One of the most fundamental concepts in cybersecurity is authentication. If you can digitally prove that you are really you, then it’s pretty straightforward for your network or cloud administrator to give you access to the appropriate network resources (files, access to software systems, or administrator privileges). On the other hand, many security breaches and risks are based on impersonation or the theft of your identifying information, passwords, cryptographic keys, etc. This makes it more important than ever for you to have a strong, reliable system to authenticate your identity on your network.

Active Directory has been Microsoft’s flagship identity management suite for a long time, but it was always intended to authenticate users on a local network. Of course, “local” doesn’t mean what it used to—given how secure and reliable modern VPN technology is—but those kinds of networks can be complex and take a lot of expertise to secure and maintain. One of the most important aspects of Active Directory is its ability to manage identity and authorization across multiple on-premises components (different offices and branches of your company).

Going Passwordless?

The move to Entra ID, in practice, is about making it possible to authenticate for many different services and applications at once (“multicloud identity,” as Microsoft call it), whether they are local resources or cloud apps. This is a question not just of how to authenticate most securely in more cloud environments, but how to scale up, in terms of supporting a wider number of cloud services, adding mobile device support natively, and using modern authenticator apps to go passwordless. Active Directory would need third party apps to achieve most of these features, but they’re at the core of Entra ID.

If you haven’t spent much time with authenticator apps yet, it might sound kind of shocking to hear that the next trend in security is to not have a password to securely access your resources. The idea isn’t to have less authentication, but to have it be less based on “something you know” and more based on “something you have” or “something you are.”

Luckily for us, apps and devices can do a lot of this work faster than we can type a password, by sending a text message with a time-based one-time password, using biometric data to sign into our account, or by working with a cryptographic key that it already generated and saved. Putting two or more of these together provides much stronger security than a password, since they’re all harder types of information to fake. A big part of why we might think passwordless authentication is weird is because we still live in an Active Directory world, where we use passwords to login to workstations and VPNs.

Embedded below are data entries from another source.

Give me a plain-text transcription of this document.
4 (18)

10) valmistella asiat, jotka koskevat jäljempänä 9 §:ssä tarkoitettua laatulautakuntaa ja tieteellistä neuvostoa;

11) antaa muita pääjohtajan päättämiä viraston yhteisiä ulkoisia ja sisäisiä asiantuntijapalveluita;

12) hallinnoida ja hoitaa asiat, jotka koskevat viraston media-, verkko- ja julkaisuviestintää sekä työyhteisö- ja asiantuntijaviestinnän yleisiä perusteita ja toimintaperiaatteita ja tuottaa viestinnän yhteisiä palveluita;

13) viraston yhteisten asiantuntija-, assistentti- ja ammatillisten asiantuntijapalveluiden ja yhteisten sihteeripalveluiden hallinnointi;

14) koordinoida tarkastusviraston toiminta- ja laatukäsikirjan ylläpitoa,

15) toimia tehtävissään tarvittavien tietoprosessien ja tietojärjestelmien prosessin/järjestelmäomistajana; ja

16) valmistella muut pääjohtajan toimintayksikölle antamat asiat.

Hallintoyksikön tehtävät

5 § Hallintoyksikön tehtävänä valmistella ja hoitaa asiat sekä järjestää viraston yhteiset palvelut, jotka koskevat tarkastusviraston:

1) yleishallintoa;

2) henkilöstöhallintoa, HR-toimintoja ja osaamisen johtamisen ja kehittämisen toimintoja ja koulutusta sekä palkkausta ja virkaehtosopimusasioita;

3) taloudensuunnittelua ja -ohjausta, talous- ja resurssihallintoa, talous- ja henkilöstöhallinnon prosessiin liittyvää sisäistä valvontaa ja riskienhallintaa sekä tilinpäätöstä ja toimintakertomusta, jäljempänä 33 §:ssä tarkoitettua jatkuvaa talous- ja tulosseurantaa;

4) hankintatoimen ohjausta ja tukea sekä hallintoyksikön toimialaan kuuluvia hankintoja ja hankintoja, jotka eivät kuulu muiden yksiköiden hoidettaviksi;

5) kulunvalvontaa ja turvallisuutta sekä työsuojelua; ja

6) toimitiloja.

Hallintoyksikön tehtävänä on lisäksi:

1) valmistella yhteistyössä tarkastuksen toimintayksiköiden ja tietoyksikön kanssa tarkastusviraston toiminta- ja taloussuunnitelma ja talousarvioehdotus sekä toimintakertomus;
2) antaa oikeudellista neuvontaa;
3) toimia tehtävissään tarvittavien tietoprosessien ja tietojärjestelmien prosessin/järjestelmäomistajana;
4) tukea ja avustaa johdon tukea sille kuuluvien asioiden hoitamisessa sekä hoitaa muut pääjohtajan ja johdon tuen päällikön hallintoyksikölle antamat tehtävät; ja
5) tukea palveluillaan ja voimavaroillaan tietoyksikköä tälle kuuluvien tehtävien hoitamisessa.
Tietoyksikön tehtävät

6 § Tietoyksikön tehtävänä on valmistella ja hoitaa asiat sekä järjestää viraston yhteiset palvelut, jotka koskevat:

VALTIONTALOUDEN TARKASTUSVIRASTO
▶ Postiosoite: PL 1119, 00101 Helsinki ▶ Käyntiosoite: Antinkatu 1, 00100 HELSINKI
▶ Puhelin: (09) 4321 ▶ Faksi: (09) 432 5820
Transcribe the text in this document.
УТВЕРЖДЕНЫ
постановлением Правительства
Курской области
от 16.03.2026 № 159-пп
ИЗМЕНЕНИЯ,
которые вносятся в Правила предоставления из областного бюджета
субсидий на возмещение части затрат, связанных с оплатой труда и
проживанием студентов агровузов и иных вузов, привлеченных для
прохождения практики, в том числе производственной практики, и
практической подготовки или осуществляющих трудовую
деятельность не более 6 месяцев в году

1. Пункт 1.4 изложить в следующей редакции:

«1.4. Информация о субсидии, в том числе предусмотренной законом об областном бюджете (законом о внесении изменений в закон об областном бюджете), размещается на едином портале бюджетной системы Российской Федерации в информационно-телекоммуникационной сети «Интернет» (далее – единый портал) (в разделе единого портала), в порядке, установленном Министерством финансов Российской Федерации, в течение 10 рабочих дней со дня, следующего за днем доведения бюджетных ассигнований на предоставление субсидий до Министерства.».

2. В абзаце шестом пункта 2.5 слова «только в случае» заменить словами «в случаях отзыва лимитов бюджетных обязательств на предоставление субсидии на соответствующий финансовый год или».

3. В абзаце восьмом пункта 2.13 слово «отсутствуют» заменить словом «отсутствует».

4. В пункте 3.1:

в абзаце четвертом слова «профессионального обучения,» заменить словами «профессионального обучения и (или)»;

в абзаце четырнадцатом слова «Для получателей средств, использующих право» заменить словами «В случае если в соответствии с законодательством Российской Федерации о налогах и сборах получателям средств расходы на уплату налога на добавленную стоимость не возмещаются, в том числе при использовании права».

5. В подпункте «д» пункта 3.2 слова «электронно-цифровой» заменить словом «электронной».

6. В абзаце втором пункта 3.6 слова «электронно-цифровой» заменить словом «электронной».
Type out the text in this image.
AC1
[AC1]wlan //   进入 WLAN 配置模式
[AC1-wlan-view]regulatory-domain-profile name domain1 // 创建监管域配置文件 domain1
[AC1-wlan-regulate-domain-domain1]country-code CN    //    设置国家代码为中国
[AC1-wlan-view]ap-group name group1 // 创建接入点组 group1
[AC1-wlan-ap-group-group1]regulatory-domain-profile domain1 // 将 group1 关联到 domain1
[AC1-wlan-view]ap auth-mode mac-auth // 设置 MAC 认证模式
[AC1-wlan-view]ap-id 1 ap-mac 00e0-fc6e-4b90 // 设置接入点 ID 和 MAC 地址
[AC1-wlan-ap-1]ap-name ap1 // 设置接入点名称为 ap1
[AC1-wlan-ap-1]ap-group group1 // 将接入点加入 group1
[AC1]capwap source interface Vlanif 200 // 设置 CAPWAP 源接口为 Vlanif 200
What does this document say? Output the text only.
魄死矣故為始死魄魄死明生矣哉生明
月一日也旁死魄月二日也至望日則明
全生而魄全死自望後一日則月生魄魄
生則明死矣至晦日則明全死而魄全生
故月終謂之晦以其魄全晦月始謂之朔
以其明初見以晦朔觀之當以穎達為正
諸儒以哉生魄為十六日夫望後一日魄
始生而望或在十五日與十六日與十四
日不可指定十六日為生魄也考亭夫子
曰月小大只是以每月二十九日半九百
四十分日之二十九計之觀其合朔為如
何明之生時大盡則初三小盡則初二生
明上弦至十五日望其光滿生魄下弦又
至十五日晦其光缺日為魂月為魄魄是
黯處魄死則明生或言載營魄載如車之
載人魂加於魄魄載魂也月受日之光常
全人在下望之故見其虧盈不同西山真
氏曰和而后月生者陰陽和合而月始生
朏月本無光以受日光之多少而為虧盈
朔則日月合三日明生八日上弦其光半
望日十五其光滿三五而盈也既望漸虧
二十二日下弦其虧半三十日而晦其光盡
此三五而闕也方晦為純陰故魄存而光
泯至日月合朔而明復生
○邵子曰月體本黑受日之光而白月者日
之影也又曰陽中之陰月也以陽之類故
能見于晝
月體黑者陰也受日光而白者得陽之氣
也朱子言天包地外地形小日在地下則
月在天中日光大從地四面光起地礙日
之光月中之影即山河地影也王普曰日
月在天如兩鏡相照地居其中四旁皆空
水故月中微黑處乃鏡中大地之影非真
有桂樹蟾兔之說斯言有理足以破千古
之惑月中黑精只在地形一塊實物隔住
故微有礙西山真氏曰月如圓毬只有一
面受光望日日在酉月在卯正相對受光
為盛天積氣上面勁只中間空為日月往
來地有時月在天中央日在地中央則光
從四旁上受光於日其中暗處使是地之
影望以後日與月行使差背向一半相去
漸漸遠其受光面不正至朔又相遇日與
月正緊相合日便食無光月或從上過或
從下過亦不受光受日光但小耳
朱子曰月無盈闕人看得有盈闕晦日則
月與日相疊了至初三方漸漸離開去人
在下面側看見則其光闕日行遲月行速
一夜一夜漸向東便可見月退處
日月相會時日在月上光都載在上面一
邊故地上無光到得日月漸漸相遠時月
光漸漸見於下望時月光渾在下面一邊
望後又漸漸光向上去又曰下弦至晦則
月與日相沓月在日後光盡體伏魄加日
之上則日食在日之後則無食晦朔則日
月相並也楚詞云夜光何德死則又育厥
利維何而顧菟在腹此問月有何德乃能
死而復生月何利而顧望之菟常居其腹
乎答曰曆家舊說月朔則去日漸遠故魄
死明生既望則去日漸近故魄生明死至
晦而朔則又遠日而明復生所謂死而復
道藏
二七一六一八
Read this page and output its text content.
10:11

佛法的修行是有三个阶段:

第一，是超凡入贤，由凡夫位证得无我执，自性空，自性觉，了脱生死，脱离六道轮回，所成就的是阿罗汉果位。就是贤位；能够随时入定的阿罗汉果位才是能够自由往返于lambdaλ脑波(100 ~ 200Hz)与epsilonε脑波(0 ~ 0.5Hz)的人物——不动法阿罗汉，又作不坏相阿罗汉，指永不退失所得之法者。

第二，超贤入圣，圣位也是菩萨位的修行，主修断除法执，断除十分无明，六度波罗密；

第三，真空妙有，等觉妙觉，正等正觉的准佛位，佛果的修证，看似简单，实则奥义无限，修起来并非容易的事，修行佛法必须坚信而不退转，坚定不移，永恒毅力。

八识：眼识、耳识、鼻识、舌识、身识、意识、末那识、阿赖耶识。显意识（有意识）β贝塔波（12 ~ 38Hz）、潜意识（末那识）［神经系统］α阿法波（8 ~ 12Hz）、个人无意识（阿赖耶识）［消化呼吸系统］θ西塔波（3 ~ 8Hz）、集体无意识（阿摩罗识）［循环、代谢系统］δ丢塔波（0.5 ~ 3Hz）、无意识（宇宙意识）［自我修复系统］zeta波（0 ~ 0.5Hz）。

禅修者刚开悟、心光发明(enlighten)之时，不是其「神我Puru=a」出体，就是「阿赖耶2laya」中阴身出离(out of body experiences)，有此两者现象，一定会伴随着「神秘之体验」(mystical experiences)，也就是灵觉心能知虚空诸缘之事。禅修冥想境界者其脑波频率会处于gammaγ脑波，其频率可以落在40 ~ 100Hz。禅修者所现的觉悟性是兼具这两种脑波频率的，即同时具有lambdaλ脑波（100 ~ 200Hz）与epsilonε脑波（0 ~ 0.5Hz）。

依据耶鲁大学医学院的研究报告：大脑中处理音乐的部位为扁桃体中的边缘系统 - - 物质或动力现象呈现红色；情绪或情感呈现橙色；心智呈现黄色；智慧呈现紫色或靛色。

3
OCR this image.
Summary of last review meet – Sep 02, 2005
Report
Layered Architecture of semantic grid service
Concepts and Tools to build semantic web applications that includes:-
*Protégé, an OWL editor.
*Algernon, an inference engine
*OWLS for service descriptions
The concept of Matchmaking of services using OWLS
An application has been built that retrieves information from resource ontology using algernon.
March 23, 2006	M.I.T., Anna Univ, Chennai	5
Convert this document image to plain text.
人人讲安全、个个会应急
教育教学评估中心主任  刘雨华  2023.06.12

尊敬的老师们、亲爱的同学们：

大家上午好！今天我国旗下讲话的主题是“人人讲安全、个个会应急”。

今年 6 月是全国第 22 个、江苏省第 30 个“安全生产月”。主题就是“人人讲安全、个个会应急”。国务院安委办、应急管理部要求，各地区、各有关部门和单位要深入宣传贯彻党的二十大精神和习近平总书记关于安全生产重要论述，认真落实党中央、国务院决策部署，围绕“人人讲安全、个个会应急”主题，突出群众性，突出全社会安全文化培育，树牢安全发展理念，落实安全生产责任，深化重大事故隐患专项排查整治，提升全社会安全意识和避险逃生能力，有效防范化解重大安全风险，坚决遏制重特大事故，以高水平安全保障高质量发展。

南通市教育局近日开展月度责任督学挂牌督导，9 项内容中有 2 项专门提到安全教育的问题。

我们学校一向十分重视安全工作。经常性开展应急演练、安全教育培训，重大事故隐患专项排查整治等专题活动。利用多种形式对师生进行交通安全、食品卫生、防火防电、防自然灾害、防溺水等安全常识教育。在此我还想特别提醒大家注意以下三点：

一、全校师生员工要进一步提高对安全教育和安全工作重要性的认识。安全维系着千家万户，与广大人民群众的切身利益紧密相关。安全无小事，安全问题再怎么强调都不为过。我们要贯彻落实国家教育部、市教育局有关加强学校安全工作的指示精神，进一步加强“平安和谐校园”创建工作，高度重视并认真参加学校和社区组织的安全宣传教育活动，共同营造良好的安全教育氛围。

Seeing the Future in Entra ID

Entra ID really is just the next step in Active Directory’s evolution. While some of the components of Active Directory are updated and more complex in the cloud-based world, others are actually simplified—like how Entra ID doesn’t have a lot of features that deal with local network infrastructure. Instead, it’s more concerned with providing a robust but easy-to-use login system with a lot of the same group and credential-based management behind the scenes.

Ultimately, it’s not so much that we’re saying goodbye to Active Directory, but we’re seeing what Microsoft thinks the future holds. As with a lot of technological innovations, it’s going to make sense for a lot of companies to adopt the new platform early, but certain use cases will keep some AD setups going for as long as it’s supported.

As more apps and cloud software becomes ready for Entra ID there will be more and more reasons to switch over to the cloud for your authentication and security needs. One motivating factor could be a fast-approaching deadline to leave behind old operating systems and reimagine what your network could do to generate more value for your company through less help-desk reliance and with tighter security managed across more platforms.